House Foreign Affairs Chairman Eliot Engel, D-N.Y., called the messages "profoundly alarming," and his committee had asked Hyde to turn over copies of all communications with Parnas as well as to let the committee search his electronic devices. Ukraine's government and the State Department have also been investigating.

But in an email this month to Hyde, the Foreign Affairs Committee said it was "dismayed to read yesterday that you have made statements to the media which greatly exaggerate the extent of your cooperation with this investigation." That referred to a Daily Beast article in which Hyde was quoted saying he'd turned over "everything that I had between Parnas and I."

"As you know, we have expressed repeated concern that the records you previously produced contain significant gaps," the House staffers wrote. They added that it was obvious Hyde hadn't turned everything over because his batch of materials was missing records that Congress already knows about because they were turned over by Parnas, who was on the other end of the texts.

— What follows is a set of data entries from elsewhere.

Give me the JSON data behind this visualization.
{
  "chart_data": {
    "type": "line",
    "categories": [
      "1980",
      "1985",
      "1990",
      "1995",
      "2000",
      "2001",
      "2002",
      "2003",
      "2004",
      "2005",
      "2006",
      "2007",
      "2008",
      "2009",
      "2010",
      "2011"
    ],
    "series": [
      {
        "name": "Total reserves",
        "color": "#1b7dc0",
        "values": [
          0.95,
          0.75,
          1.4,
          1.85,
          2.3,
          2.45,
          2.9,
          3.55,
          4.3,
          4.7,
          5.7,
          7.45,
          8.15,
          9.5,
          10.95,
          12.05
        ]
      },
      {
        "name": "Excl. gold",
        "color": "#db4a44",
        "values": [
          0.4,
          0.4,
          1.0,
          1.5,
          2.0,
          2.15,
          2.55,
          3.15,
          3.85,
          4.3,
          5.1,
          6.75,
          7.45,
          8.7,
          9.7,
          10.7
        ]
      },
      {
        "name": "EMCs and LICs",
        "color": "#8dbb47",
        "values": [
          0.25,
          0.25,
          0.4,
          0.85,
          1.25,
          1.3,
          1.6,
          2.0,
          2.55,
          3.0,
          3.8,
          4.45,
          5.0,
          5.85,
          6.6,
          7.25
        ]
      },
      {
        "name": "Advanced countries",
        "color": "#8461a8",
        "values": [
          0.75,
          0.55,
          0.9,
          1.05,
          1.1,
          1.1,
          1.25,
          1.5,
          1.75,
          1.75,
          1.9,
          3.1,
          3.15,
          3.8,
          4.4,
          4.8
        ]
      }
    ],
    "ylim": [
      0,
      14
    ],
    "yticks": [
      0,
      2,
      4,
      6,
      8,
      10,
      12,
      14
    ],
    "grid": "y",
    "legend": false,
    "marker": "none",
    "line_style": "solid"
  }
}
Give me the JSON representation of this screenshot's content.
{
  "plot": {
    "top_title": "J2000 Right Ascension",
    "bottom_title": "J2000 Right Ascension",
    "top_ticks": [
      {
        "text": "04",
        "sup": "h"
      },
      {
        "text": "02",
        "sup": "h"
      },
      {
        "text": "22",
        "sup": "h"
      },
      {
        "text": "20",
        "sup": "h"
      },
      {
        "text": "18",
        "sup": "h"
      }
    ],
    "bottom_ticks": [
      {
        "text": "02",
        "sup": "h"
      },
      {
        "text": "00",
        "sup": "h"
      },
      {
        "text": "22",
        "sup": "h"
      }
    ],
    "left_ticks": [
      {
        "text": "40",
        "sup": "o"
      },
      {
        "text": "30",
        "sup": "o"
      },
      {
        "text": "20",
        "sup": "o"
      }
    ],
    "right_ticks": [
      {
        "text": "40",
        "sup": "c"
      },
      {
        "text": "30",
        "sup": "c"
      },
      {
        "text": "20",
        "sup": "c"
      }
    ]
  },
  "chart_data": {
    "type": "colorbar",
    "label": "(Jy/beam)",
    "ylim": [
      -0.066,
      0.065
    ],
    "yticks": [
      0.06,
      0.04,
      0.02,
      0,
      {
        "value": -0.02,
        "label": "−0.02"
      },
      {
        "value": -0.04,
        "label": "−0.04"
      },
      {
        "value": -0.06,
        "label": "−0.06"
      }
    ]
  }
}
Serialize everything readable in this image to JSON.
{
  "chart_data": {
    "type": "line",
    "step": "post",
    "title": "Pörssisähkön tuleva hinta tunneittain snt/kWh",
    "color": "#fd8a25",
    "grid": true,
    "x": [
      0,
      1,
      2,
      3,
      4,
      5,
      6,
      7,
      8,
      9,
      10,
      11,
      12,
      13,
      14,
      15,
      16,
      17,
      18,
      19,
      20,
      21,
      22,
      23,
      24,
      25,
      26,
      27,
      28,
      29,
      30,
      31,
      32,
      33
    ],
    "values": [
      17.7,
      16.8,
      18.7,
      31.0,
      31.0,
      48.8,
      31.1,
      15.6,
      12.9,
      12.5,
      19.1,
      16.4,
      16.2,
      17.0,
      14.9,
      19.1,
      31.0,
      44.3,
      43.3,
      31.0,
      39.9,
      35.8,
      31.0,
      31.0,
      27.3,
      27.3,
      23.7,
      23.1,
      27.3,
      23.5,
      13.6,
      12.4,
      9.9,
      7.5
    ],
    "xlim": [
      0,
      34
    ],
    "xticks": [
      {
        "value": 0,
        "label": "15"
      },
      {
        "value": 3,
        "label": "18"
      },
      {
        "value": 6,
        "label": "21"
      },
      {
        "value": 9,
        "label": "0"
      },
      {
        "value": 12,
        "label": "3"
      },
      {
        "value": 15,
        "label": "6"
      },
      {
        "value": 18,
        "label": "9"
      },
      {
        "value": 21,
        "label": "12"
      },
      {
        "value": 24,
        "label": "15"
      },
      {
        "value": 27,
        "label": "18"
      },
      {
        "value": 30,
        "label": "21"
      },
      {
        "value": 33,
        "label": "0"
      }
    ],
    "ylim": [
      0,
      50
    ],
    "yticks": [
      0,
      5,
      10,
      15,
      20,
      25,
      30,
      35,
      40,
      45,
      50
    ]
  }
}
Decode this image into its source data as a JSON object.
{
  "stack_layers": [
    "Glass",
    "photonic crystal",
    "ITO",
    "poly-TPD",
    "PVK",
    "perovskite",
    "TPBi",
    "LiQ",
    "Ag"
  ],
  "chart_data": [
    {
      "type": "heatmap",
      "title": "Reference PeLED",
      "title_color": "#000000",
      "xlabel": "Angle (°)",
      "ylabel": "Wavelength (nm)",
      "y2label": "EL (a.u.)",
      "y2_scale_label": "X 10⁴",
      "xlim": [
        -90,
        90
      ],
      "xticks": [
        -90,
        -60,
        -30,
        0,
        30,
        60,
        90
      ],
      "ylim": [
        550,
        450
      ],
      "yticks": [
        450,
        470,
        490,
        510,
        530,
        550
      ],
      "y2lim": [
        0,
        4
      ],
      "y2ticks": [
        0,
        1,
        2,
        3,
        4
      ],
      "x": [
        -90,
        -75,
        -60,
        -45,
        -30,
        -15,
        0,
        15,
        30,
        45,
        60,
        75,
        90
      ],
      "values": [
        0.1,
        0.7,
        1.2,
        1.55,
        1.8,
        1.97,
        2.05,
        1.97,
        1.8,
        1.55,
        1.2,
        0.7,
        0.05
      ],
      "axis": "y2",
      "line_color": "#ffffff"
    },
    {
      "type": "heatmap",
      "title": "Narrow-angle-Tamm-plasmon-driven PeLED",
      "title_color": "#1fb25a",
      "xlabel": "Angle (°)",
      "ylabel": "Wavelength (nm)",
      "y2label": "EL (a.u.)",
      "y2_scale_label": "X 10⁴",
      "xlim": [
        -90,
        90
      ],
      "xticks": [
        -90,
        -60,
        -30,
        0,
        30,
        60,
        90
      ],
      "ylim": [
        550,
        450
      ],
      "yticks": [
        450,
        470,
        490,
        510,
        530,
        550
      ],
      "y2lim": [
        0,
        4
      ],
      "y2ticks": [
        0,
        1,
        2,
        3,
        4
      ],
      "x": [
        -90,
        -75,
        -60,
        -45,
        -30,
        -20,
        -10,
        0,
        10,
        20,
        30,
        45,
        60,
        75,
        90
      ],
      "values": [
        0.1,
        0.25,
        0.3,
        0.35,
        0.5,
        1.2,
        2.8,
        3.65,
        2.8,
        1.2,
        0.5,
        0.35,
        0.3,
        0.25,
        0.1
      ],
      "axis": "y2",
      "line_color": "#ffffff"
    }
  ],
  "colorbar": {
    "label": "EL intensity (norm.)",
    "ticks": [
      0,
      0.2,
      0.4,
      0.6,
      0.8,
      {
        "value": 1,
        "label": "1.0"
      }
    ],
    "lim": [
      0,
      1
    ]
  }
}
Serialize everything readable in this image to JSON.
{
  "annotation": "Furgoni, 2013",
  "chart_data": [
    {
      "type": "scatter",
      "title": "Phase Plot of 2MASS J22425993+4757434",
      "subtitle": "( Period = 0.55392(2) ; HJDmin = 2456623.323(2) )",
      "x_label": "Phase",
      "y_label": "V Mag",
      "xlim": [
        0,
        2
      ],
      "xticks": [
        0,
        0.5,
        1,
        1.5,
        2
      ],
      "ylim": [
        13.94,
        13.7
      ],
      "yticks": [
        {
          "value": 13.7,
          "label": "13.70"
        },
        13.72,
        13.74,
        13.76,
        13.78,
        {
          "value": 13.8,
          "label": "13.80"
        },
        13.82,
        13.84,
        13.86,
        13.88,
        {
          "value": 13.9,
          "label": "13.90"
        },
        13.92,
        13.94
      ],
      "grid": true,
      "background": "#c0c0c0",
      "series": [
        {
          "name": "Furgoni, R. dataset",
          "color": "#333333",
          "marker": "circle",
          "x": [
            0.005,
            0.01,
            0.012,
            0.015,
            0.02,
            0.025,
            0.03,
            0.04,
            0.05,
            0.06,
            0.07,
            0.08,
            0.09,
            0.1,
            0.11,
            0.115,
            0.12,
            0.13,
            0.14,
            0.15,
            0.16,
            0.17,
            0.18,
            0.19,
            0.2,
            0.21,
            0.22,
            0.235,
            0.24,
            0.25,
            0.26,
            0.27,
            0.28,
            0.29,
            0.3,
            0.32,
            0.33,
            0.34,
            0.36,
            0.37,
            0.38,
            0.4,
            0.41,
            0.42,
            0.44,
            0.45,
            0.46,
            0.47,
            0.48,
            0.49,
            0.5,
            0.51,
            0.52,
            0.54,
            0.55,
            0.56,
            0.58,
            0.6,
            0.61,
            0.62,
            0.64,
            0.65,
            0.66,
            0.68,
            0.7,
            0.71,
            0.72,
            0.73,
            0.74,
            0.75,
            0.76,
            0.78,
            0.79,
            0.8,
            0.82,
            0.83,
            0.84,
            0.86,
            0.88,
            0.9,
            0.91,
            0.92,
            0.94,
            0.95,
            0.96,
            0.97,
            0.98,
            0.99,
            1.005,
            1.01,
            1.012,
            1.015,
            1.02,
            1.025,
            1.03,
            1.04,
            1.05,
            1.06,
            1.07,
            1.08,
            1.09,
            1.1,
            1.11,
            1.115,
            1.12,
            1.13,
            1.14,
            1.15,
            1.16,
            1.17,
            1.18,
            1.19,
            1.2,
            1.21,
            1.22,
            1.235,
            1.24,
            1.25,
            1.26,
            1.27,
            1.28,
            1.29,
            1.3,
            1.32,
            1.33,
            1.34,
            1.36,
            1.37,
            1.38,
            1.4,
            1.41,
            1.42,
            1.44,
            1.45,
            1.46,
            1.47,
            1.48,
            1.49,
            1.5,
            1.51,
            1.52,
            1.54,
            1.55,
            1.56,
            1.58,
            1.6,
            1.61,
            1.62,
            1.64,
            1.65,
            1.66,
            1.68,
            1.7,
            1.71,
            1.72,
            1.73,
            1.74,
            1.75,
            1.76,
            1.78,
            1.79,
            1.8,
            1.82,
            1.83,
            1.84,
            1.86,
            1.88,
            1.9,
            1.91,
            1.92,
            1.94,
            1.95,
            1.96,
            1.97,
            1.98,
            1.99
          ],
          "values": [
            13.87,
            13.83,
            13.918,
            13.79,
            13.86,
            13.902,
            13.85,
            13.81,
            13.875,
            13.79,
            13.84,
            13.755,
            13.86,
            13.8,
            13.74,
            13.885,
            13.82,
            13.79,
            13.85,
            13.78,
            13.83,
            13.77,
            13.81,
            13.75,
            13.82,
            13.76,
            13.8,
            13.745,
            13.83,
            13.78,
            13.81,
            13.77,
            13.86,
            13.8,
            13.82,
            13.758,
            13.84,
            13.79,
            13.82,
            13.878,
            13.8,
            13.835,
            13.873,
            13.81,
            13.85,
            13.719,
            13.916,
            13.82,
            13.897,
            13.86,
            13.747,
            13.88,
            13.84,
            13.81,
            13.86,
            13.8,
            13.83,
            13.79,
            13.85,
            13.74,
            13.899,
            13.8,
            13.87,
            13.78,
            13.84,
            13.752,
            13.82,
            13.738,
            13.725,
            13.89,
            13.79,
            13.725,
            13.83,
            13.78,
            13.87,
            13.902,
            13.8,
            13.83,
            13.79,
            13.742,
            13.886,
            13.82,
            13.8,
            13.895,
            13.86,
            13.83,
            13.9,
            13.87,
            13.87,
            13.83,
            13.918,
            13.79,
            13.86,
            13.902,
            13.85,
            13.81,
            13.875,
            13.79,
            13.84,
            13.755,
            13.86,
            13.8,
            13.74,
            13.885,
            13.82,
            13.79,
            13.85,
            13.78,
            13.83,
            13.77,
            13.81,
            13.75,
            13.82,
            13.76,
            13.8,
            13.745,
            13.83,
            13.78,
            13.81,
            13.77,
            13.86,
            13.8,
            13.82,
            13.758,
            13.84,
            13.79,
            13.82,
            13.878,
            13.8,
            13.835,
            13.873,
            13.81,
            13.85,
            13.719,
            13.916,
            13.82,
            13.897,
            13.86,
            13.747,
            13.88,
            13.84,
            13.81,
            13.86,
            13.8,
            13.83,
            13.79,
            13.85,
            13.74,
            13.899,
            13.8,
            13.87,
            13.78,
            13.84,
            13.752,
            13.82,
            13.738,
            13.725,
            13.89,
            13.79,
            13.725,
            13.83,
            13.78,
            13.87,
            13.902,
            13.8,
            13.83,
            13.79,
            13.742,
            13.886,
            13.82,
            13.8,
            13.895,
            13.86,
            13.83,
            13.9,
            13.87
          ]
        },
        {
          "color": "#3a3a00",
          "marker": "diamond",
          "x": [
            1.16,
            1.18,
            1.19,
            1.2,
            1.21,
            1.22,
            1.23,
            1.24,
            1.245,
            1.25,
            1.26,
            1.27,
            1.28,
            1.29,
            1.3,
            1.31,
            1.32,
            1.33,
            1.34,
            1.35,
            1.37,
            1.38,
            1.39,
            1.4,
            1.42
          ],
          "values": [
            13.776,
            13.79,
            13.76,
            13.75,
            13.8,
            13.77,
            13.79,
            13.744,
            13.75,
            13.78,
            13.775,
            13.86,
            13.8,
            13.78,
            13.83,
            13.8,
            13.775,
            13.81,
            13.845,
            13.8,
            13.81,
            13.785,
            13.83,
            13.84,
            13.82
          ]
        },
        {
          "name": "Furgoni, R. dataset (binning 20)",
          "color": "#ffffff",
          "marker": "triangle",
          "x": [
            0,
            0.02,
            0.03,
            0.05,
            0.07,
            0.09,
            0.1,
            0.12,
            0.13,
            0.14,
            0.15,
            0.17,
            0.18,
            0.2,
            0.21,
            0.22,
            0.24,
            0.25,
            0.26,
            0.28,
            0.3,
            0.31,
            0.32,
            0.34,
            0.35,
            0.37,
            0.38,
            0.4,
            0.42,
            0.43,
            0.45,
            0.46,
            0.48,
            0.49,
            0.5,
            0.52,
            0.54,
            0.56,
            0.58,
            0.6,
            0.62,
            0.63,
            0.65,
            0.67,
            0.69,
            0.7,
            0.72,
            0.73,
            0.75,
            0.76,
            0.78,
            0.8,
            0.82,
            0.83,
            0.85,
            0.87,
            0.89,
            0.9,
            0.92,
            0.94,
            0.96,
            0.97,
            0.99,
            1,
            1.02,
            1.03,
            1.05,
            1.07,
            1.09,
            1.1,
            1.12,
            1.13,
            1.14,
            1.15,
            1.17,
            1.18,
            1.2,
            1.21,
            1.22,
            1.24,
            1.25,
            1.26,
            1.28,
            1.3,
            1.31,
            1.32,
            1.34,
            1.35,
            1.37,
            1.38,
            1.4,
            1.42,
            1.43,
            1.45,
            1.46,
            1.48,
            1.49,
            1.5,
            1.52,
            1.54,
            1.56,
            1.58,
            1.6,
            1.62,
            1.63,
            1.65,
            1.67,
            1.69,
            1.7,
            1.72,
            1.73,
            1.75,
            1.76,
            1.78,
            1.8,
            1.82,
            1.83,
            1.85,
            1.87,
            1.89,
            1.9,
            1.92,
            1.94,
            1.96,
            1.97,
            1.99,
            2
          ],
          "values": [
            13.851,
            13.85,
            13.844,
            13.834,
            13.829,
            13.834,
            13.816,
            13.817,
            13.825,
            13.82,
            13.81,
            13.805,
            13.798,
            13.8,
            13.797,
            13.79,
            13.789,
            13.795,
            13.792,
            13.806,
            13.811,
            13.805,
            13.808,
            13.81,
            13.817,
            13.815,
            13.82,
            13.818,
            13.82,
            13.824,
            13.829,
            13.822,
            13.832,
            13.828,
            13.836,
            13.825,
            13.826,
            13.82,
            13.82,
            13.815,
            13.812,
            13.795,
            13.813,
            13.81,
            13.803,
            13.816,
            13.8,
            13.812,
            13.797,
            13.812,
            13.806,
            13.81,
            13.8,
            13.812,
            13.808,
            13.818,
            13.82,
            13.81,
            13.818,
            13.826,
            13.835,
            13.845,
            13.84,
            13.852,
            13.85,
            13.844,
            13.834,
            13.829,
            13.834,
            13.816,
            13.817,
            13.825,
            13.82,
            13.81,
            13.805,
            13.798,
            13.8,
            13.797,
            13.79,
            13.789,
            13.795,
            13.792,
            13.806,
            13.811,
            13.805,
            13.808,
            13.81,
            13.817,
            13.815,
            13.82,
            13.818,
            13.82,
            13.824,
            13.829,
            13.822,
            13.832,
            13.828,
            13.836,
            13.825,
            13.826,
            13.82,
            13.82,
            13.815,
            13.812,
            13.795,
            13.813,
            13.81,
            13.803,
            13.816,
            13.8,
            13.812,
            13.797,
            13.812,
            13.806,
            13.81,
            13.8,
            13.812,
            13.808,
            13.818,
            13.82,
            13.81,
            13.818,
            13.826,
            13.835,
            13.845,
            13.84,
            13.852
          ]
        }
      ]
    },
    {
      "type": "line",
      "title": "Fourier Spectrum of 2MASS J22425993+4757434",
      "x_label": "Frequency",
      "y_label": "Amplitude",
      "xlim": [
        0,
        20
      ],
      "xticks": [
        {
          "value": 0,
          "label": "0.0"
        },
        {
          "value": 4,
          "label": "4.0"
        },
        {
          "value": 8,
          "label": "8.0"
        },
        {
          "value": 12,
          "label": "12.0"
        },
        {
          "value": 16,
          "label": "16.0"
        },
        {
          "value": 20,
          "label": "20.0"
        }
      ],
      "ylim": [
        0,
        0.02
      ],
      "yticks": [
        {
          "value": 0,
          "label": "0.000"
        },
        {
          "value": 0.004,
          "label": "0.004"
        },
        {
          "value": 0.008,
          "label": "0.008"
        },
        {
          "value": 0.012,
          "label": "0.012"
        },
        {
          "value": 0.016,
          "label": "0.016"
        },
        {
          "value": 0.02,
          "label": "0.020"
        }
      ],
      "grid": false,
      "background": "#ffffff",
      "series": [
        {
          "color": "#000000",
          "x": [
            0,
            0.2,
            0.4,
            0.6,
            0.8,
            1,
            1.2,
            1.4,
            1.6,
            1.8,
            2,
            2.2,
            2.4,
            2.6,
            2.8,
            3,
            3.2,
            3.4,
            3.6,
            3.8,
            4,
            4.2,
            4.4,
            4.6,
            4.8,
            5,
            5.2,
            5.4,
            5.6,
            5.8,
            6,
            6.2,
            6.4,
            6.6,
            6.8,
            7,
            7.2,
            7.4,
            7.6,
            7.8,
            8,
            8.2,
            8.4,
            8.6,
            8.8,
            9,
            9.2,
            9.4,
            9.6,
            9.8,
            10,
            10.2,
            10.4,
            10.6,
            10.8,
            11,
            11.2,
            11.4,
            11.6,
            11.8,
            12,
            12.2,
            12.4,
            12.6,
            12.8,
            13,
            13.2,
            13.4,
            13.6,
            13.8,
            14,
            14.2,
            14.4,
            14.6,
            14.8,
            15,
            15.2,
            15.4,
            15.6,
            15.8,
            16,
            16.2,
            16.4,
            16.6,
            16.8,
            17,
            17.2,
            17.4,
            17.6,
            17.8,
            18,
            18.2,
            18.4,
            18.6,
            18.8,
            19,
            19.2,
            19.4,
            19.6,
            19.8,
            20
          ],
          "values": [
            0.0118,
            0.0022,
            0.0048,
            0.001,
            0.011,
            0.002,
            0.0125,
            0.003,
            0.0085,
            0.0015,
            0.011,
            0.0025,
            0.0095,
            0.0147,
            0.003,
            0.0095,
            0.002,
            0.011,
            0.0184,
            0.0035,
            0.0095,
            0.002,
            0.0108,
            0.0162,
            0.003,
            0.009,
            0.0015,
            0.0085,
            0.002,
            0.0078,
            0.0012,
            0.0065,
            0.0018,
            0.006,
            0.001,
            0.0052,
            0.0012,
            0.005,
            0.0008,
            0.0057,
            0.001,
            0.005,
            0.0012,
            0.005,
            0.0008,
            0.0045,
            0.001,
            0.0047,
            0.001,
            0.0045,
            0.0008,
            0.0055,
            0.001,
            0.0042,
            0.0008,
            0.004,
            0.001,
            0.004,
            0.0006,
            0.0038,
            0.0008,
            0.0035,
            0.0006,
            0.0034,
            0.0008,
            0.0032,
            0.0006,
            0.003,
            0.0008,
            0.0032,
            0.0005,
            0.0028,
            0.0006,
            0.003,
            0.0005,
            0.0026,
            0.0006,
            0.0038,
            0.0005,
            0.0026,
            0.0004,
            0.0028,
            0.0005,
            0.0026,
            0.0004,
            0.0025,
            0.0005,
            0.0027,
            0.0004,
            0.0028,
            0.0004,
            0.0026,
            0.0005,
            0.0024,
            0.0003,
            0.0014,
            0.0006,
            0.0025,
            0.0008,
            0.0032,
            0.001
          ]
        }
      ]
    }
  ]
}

The committee's oversight staffers wrote to Hyde that he'd "failed to explain when and why your copies of those records may have been destroyed," and that he'd failed to follow through on a commitment he made on Jan. 25 to turn over his devices for the committee to search itself.

The committee also said that although Hyde had told them he planned to hire a lawyer, he'd never given the committee the name of a lawyer with whom they should communicate. The email was signed, "Best regards, HFAC Oversight Committee Staff."

A House Foreign Affairs Committee spokesman declined to comment about the emails.

But in a caustic, rambling response, also obtained by NBC News, Hyde said he had only agreed to let the committee inspect his devices "with me present," adding that "knowing how corrupt our government is, I said that I'm not comfortable giving you my devices."

He said he has "nothing to hide from anyone" and that "it's starting to become apparent that you and the FBI is trying to set me up with false or fake evidence" to harm his congressional campaign in Connecticut.

"I'm a nobody that has come from nothing and that loves his country. I'M NOT SURE HOW OR WHY I'M BEING USED IN THIS HOAX OR WHATEVER YOU CALL IT. But it's disgusting trying to set me up. I submitted everything I have," Hyde wrote to the committee's Democratic oversight staff.

Hyde repeated his assertion that he has no overseas contacts and only met Parnas and his associate Igor Fruman a few times. He said he'd turned over everything he could find on his own devices and had not yet obtained counsel because he'd been unable to find someone affordable.

"I've been fully cooperative with you since day one and fully transparent like I've been my whole life," Hyde wrote. "I'm sure you can subpoena my phone, devices, bank records, everything and see that I'm not lying or some other figure or person you are trying to make me look like."

Hyde's unusual role in the impeachment saga came to light when records turned over by Parnas showed Hyde had sent him cryptic texts about Yovanovitch's supposed physical movements in Ukraine in March 2019, the same period in which Parnas and Giuliani were seeking her ouster. Yovanovitch was pulled off the job by Trump two months later, testified in the impeachment hearings in the House and retired from the State Department in late January.